3 entry daha
  • ilkokul 4. sınıftaydım. müzikle, ritmle aram olmadığı halde okulun da bando takımındaydım. galatasaraylılığım ise adriyatik'ten çin seddi'ne kadardı*... ve galatasaray izmir'e geliyordu. evden okula diye çıktım, mahalleden abilere, kuzenlere takıldım, önlüğü, çantayı kömürlüğe bıraktım, ama borazanı yanıma aldım.

    bir karşıyaka bir de altay maçına gitmiştim ve o gün üçüncü kez galatasaray maçına gidiyordum. nergiz istasyonu'ndan banliyö trenine bindik, halkapınar'da indik. skorbord'un karşısındaki kale arkası tribününde yerimizi almıştık. girmeden önce kumru yedik elbette, şu soğuk olan, ekmeği yarım kesilmiş peynirleri dışarı taşan ama yarısı bu yüzden boş olan kumrulardan. başıma o eski kağıttan şapkalardan takmıştım, satıcının elinde kalmış ucuza satıyordu çünkü göztepe şapkasıydı. olsundu. sarı-kırmızıydı ya yeterdi.

    yarım yamalak dolu tribünler mexico 86'dan kalma mexico dalgalanması yapmaya çalışıyordu, komik, eksik ama güzeldi işte. o yıllarda su poşette satılıyordu böyle ucunu kesip ya da pipeti saplamaya çalışıp içilen sidik gibi sular... canı sıkılan poşetleri sahaya atıyordu ama tribünler ile yeşil zemin arasında tartan atletizm pisti olduğu için sular oraya düşüyordu. kimsenin umudu yoktu; benim de.

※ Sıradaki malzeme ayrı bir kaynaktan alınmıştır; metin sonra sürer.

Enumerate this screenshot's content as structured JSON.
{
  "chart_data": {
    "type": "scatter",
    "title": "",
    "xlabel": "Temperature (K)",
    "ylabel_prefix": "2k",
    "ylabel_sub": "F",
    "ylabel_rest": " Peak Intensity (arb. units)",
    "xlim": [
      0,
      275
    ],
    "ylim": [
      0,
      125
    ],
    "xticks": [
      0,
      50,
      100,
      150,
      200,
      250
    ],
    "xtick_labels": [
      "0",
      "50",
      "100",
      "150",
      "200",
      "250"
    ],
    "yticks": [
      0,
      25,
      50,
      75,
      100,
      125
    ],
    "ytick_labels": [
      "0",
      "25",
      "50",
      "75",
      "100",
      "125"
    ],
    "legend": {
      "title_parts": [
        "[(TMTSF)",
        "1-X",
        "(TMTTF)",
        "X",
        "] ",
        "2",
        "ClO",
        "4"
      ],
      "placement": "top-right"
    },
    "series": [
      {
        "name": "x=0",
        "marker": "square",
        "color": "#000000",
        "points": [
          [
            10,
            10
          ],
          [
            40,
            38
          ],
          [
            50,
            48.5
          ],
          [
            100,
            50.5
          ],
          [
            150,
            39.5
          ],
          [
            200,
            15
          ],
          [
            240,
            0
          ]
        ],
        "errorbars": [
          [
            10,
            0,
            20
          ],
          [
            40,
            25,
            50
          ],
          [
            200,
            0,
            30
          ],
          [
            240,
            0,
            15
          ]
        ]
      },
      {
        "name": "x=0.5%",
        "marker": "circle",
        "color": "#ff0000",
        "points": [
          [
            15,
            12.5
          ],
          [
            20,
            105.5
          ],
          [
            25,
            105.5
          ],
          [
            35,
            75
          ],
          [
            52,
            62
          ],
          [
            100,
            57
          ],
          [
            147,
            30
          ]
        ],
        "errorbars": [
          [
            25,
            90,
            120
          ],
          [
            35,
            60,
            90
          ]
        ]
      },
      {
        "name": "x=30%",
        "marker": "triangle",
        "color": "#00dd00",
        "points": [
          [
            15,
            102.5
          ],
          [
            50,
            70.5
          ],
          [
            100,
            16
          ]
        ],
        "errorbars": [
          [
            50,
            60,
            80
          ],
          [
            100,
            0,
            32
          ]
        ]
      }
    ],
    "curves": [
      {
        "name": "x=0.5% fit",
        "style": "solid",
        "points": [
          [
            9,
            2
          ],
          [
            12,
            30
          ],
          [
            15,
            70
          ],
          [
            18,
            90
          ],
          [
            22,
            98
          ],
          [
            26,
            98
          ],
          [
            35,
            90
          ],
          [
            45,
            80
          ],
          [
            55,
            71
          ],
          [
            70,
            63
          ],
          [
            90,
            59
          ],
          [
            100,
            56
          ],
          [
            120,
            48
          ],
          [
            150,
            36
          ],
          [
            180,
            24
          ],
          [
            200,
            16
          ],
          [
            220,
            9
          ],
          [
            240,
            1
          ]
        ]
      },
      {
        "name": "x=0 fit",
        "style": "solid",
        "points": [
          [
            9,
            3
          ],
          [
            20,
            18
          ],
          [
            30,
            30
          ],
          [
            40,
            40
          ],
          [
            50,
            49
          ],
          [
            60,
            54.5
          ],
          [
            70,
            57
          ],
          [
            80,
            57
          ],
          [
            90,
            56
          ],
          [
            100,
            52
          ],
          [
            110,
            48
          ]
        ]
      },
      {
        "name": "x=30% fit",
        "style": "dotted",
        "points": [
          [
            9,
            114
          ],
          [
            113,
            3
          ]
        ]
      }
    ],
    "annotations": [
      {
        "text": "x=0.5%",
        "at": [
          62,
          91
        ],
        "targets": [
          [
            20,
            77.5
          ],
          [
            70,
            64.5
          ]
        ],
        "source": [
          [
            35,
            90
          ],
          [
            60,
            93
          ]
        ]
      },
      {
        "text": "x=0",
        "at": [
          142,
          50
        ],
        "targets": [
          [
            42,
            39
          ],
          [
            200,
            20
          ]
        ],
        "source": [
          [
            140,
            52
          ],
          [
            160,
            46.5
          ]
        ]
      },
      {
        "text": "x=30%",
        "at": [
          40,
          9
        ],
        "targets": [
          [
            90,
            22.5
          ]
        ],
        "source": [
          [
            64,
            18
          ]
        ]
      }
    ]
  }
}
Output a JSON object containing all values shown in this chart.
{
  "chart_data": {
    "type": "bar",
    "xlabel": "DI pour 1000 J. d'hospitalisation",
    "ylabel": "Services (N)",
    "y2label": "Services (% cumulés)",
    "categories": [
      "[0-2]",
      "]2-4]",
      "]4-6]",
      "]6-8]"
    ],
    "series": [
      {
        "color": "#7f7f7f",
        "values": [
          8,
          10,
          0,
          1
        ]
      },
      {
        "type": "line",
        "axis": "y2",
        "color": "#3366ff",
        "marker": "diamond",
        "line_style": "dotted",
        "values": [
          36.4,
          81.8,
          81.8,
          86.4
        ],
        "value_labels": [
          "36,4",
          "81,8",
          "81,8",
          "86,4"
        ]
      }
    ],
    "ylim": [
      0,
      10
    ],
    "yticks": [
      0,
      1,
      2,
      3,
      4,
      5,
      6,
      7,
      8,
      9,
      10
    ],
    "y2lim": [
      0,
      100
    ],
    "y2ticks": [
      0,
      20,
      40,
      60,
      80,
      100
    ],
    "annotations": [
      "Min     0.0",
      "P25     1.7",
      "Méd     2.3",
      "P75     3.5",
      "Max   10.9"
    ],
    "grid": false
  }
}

    kaptan cüneyt karşı taraftaki kaleye golü attığında kimin attığını bile görememiştik: semih yuvakuran mı, ismail demiriz mi, cüneyt tanman mi? sarışın ve bıyıklı bir abi santraya koşuyordu ama göremiyorduk. olsun. kale arkasında bir sevinç, bir nümayiş koptu. ilk yarı böyle bitse iyiydi amma velakin dimitrescu denen asker bozması çakmıştı hemen bizim taraftaki kaleye. sonrasında bizim abilerin, kuzenlerin sigara yakıp makedonca türküler söylediklerini hatırlıyorum. hatta sonlara doğru üst tribünlere tırmanıp halay bile tuttular.
    ...
    maç böyle bitti. daha istasyona ulaşmamıştık ki, steaua bucharest'li futbolcuların dopingli çıktığı ve maçların iptal edileceği dedikodusu yayıldı. kutsal kitaba inanır gibi, kadir inanır gibi inanmıştım bu yalana. ama hakikat başkaydı tabii. üstelik ben acıkmıştım, kuzen istasyondan mazot kokan bir gevrek aldı, ben trende gevreği kemire kemire karşıyaka'ya döndük. kömürlükten önlüğü ve çantayı aldım, koridora attım. anneme abilerle maça gittiğimi söyledim. annem de ben de televizyondan izledim deyince "beni gördün mü" diye sormuştum, görmemişti.

    ve evet söylemeyi unuttum. maç bitene kadar o borazanı çalmıştım. o günkü bakır borazanın, bayat gevreğin ve yitirilen turun tadı hâlâ dilimde. 9 yaşındaydım, avrupa şampiyon kulüpler kupası'nda yarı final maçı izlemiş, sahici galatasaraylı olmuştum.